I stayed up until almost midnight last night watching the debate on the Senate floor over HB78, the bill aimed at revoking drivers license’s from undocumented New Mexicans. I commend the Democrats who amended HB78 into a more humane bill. Next, I anticipate NM representatives and senators will be forced to debate over legislation aimed at revoking the lottery scholarship from undocumented students.
All of the recent legislation targeting immigrants makes me shiver. I feel that a certain “mania” has entered New Mexico, a panic triggered by racism and fear. This state has always been known as a “sanctuary state,” a place where everyone is welcome and safe regardless of nationality, race or religion. Increasingly, this has begun to change. Bills have entered the House and Senate that are harsh on immigrant’s, and leave room for unfair racial profiling of citizens.
The fact of the matter is that the majority of people coming into the United States from Mexico are simply in search of a better future for themselves and their families. Mexico is in crisis right now, the drug cartels have taken over and innocent people are dying. Mexican immigrants, whether legal or not, have left a dangerous situation behind them. In fact, it is strange to me that they are not being granted refugee status by the United States.
This is no longer simply an issue of immigration, but an issue of human rights. Should we be deporting people back to a country where there is a good chance of them being murdered?

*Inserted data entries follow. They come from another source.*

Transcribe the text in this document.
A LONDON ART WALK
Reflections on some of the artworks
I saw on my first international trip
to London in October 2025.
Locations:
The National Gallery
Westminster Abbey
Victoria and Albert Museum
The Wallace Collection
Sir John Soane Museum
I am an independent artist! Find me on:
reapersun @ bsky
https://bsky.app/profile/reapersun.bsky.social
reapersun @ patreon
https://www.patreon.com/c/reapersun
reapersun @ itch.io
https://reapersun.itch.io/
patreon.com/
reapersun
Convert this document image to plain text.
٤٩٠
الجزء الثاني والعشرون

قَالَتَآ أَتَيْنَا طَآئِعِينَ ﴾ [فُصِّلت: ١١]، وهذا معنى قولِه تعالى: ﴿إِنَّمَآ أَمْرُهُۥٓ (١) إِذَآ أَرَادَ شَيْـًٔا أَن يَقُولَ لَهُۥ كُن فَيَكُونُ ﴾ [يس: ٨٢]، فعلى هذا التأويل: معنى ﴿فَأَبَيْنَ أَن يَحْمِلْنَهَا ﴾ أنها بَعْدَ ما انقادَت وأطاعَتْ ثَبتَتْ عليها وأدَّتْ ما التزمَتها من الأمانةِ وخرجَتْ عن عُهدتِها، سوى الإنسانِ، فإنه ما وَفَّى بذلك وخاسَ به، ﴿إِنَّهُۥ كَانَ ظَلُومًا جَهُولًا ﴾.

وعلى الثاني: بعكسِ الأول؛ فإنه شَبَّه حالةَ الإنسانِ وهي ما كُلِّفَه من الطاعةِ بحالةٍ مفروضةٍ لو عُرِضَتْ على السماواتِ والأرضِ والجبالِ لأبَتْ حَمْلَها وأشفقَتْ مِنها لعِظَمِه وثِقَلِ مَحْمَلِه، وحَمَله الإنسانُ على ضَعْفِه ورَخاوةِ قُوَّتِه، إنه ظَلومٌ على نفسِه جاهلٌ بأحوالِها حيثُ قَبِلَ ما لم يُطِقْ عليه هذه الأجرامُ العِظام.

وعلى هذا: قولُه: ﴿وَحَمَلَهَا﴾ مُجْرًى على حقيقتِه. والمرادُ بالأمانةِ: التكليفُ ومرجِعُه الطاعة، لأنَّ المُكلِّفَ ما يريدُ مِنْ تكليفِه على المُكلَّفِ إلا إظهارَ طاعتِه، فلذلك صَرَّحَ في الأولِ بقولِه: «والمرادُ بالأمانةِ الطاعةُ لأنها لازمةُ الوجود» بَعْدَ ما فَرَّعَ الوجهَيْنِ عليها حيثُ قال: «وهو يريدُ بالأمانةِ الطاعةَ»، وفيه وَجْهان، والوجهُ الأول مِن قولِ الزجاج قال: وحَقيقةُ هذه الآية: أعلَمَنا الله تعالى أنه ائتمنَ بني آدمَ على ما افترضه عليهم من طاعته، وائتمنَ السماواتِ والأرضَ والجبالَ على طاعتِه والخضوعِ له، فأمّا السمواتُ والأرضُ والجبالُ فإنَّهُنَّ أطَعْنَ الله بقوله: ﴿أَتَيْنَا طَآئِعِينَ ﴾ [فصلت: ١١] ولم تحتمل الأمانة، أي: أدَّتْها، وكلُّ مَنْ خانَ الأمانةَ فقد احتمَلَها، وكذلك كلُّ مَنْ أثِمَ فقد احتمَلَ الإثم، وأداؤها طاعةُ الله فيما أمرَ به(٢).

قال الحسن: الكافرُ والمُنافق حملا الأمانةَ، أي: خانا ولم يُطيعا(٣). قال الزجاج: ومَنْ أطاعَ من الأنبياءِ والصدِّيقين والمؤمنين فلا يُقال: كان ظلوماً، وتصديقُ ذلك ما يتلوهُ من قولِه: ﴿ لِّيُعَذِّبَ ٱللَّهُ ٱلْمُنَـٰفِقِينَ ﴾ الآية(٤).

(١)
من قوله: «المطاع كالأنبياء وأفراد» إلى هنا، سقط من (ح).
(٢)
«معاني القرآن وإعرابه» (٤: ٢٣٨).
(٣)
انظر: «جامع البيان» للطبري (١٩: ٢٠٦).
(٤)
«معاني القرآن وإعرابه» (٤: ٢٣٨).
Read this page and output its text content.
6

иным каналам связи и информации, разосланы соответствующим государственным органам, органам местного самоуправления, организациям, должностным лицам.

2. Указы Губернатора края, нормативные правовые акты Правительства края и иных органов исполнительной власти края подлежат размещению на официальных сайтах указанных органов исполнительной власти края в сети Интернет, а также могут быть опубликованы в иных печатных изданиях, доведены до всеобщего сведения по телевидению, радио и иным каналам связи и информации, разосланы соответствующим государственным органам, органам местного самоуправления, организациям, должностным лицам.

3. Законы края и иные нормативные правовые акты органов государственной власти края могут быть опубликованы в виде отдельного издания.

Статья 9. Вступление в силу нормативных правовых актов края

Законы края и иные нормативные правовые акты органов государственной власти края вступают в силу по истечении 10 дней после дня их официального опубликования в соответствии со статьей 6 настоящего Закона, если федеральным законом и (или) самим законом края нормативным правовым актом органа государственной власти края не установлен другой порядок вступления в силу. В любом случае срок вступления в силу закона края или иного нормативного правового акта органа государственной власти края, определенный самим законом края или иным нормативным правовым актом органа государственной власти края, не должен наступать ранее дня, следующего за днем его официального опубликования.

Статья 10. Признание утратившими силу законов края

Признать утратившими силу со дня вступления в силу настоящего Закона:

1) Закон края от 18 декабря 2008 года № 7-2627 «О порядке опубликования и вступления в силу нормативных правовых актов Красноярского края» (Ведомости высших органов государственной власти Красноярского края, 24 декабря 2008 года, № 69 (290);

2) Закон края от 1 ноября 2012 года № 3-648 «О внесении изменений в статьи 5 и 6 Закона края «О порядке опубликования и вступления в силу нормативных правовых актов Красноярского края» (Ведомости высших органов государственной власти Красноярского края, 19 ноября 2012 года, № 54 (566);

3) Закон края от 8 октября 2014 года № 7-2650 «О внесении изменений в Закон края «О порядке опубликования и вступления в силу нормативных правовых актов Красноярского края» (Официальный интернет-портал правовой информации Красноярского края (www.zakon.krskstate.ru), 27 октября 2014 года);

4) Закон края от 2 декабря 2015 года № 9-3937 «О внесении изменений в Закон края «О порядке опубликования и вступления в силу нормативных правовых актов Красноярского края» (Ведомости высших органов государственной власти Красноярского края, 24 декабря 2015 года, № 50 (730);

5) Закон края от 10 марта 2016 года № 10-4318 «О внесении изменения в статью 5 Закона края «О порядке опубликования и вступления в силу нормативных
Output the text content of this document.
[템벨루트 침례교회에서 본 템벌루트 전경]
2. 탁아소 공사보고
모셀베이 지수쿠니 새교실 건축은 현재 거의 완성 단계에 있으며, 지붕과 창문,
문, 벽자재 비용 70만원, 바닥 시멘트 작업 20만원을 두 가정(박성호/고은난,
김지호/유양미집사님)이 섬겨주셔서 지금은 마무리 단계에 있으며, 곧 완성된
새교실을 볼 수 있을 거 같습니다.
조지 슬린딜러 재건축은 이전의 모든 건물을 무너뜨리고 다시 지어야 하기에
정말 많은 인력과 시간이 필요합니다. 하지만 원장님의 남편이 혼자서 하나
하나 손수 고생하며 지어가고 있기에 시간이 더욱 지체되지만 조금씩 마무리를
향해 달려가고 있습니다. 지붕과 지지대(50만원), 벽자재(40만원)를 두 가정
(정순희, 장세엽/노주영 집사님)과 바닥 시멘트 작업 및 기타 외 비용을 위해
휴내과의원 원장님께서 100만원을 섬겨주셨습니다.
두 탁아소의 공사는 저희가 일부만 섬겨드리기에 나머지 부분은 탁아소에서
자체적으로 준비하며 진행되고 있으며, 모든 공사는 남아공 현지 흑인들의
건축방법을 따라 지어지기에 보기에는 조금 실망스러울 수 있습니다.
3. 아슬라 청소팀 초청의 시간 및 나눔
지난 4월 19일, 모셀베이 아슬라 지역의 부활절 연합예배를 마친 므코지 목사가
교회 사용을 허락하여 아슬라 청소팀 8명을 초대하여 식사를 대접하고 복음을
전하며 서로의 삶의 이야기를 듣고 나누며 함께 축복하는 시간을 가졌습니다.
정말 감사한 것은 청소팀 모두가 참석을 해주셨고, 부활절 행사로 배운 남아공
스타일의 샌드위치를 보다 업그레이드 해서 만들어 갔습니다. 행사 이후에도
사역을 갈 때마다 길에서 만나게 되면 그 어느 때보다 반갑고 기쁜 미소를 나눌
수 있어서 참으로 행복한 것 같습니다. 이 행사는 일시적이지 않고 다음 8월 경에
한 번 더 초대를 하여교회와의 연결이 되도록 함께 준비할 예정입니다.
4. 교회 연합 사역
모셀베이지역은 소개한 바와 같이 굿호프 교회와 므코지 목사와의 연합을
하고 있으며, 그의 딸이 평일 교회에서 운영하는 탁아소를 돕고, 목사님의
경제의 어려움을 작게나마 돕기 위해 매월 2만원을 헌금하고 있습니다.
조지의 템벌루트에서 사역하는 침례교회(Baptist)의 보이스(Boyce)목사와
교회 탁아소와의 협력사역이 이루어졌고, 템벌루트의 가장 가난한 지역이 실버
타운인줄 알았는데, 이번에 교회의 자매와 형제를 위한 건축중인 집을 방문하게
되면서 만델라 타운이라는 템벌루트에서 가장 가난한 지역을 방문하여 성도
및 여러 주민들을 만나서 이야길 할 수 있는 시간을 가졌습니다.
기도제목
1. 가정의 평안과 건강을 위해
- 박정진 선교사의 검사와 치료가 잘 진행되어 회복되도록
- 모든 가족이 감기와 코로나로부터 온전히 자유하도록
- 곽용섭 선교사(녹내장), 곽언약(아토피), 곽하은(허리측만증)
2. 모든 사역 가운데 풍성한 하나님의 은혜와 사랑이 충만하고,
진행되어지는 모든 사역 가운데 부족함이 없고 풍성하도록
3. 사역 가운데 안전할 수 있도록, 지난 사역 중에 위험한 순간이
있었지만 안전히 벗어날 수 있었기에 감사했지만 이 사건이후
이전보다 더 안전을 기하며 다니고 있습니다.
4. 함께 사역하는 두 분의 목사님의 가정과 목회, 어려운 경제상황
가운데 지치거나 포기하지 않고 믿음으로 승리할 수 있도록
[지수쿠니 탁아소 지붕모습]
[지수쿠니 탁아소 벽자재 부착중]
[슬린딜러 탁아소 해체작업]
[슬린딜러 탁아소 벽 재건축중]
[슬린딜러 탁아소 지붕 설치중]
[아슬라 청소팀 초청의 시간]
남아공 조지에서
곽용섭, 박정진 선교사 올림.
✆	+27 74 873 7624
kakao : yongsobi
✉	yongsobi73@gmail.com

Especially those immigrants who were brought here as children and have been living in the United States for years.
Immigrants are a large demographic in New Mexico. Depriving them of driver’s license’s and education is not going to solve anything, it will simply create a second class of residents and legalize oppression in our state. This is the opposite of what New Mexico needs. We should be educating and promoting the health of everyone living here in order to encourage constructive progress and ingenuity within our state.